After the flogging was complete, I suggested that we were well and truly even for any past transgressions.  They suggested that this was the case.  So then we made today’s comic, which will - I believe - reveal even richer veins of social discomfort.     

So, the gauntlet of a high-technology stealthsuit studded with light sensors has been thrown - we challenged them to a round of Splinter Cell, honor demands it, and I understand the tussle will go down next week.  Last I heard, they were going to get their devious allies the Frag Dolls to play for them. We are unphased!  You can field two androids designed expressly for this purpose, as far as we’re concerned.  You can field Hulk Hogan and Our Lord Jesus Christ.

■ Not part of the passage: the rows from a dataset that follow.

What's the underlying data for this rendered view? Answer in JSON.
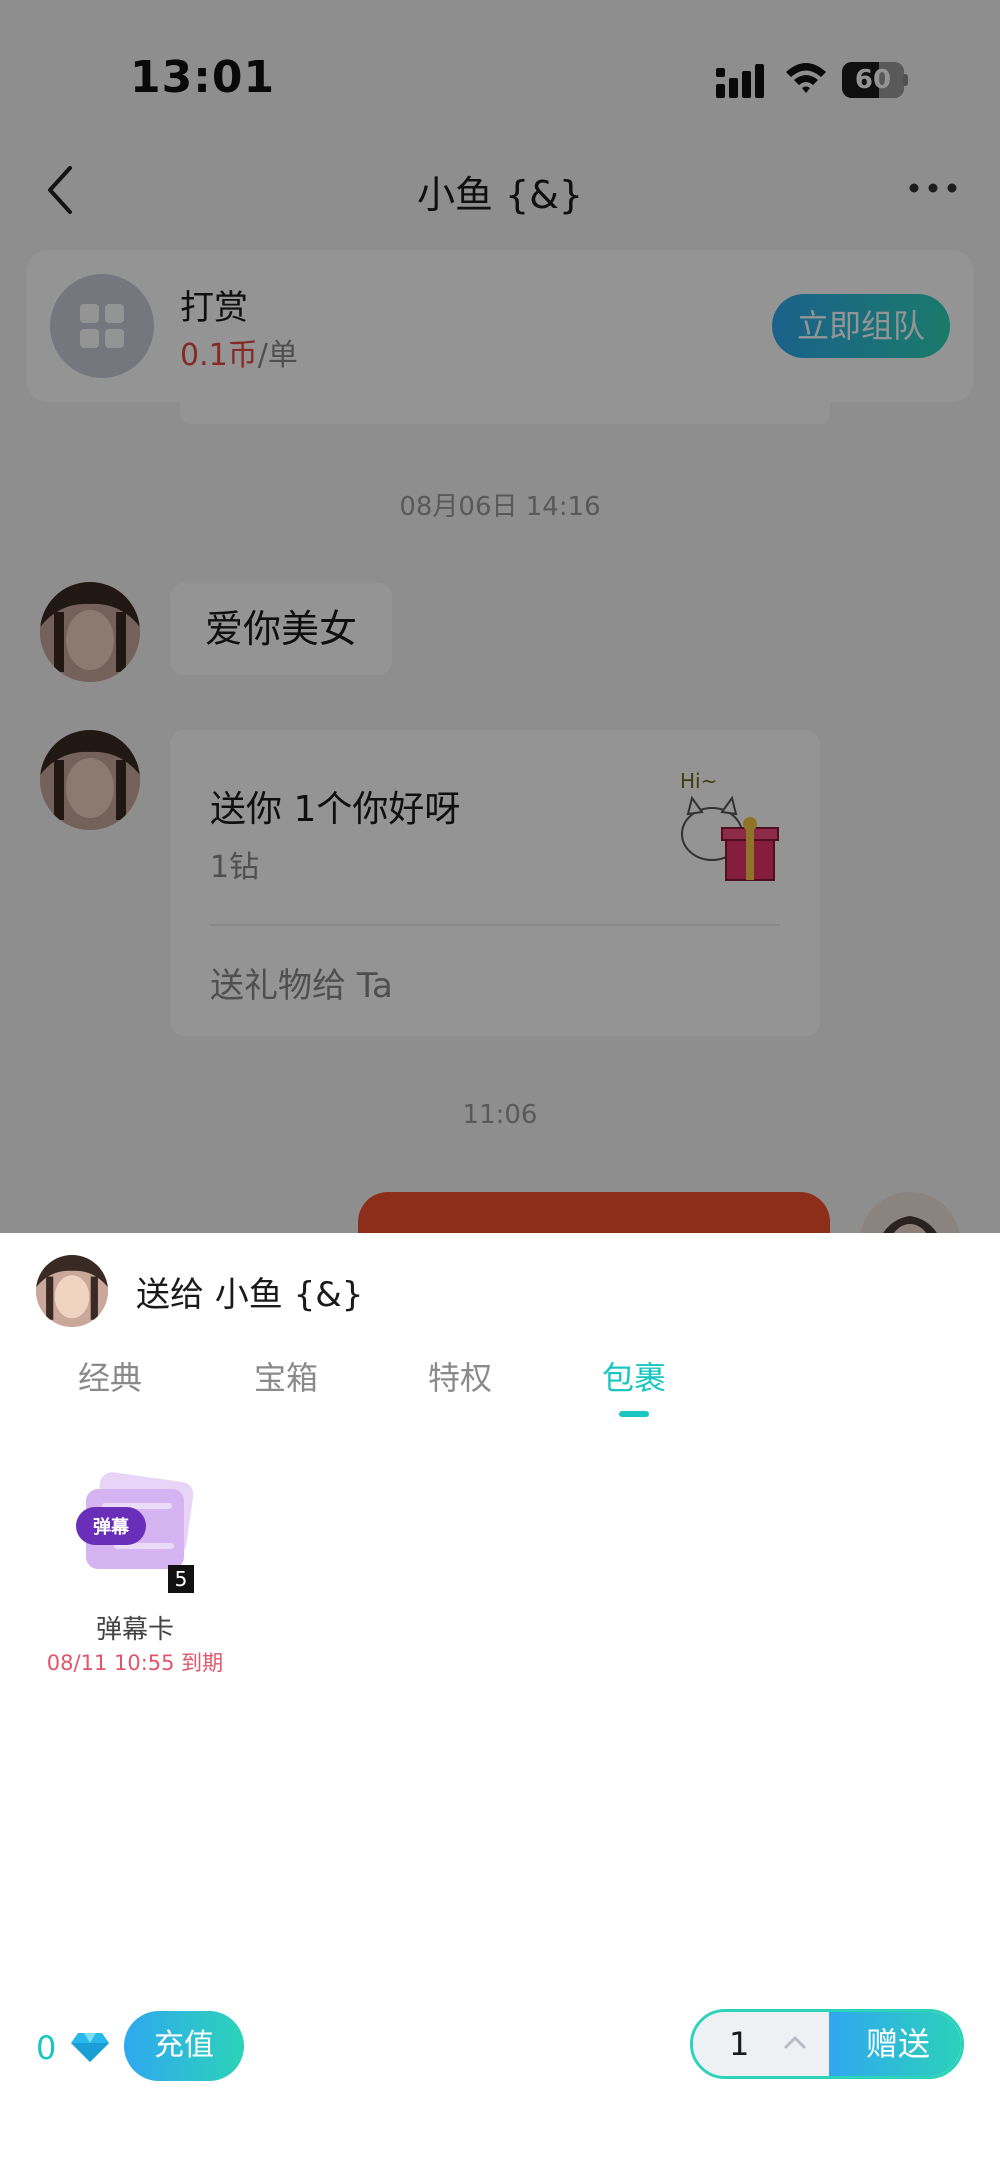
{
  "status_bar": {
    "time": "13:01",
    "battery": "60",
    "battery_level": 0.6
  },
  "nav": {
    "title": "小鱼 {&}",
    "back_icon": "chevron-left-icon",
    "more_icon": "more-dots-icon"
  },
  "reward_card": {
    "title": "打赏",
    "price_value": "0.1币",
    "price_unit": "/单",
    "button_label": "立即组队",
    "icon": "grid-apps-icon"
  },
  "chat": {
    "timestamp_1": "08月06日 14:16",
    "message_1": "爱你美女",
    "gift_message": {
      "title": "送你 1个你好呀",
      "subtitle": "1钻",
      "action": "送礼物给 Ta",
      "sticker_text": "Hi~"
    },
    "timestamp_2": "11:06"
  },
  "sheet": {
    "recipient_label": "送给 小鱼 {&}",
    "tabs": [
      {
        "label": "经典",
        "active": false
      },
      {
        "label": "宝箱",
        "active": false
      },
      {
        "label": "特权",
        "active": false
      },
      {
        "label": "包裹",
        "active": true
      }
    ],
    "items": [
      {
        "name": "弹幕卡",
        "badge_text": "弹幕",
        "count": "5",
        "expiry": "08/11 10:55 到期"
      }
    ],
    "balance": "0",
    "recharge_label": "充值",
    "quantity": "1",
    "send_label": "赠送"
  },
  "colors": {
    "accent": "#19c7c0",
    "gradient_start": "#2fa8f0",
    "gradient_end": "#2cd3b8",
    "price_red": "#e24a3f",
    "expiry_red": "#e0556a"
  }
}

We will leave nothing but bones.

(CW)TB out.

taken broken up to the mountain

Gabe

We weren’t going to do a comic strip about the final outcome but then we saw their little animated gif of the master chief body humping the fruit fucker. That sort of insolent behavior could not go unpunished.

I do want to say thanks to the Bungie guys for being such good sports. When they challenged us to the match I knew we had no chance but we tried to practice anyway. The reason we only played one map over and over again is because that was the one map we tried to learn. Obviously it didn’t matter.

It only seemed fair that we challenge them to our best game, Splinter Cell. I feel pretty good about our chances but we’ll see what happens next week.

We are heading out to Microsoft today to play some Splinter Cell: Chaos Theory. I’m pretty excited to get my hands on that. We should be able to give you a good preview on Monday.

I am happy to announce that the legal issues surrounding our book have been settled. The rights to our own work are once again in our hands. This means you can finally expect to see new printed Penny Arcade material. I’ll keep you updated.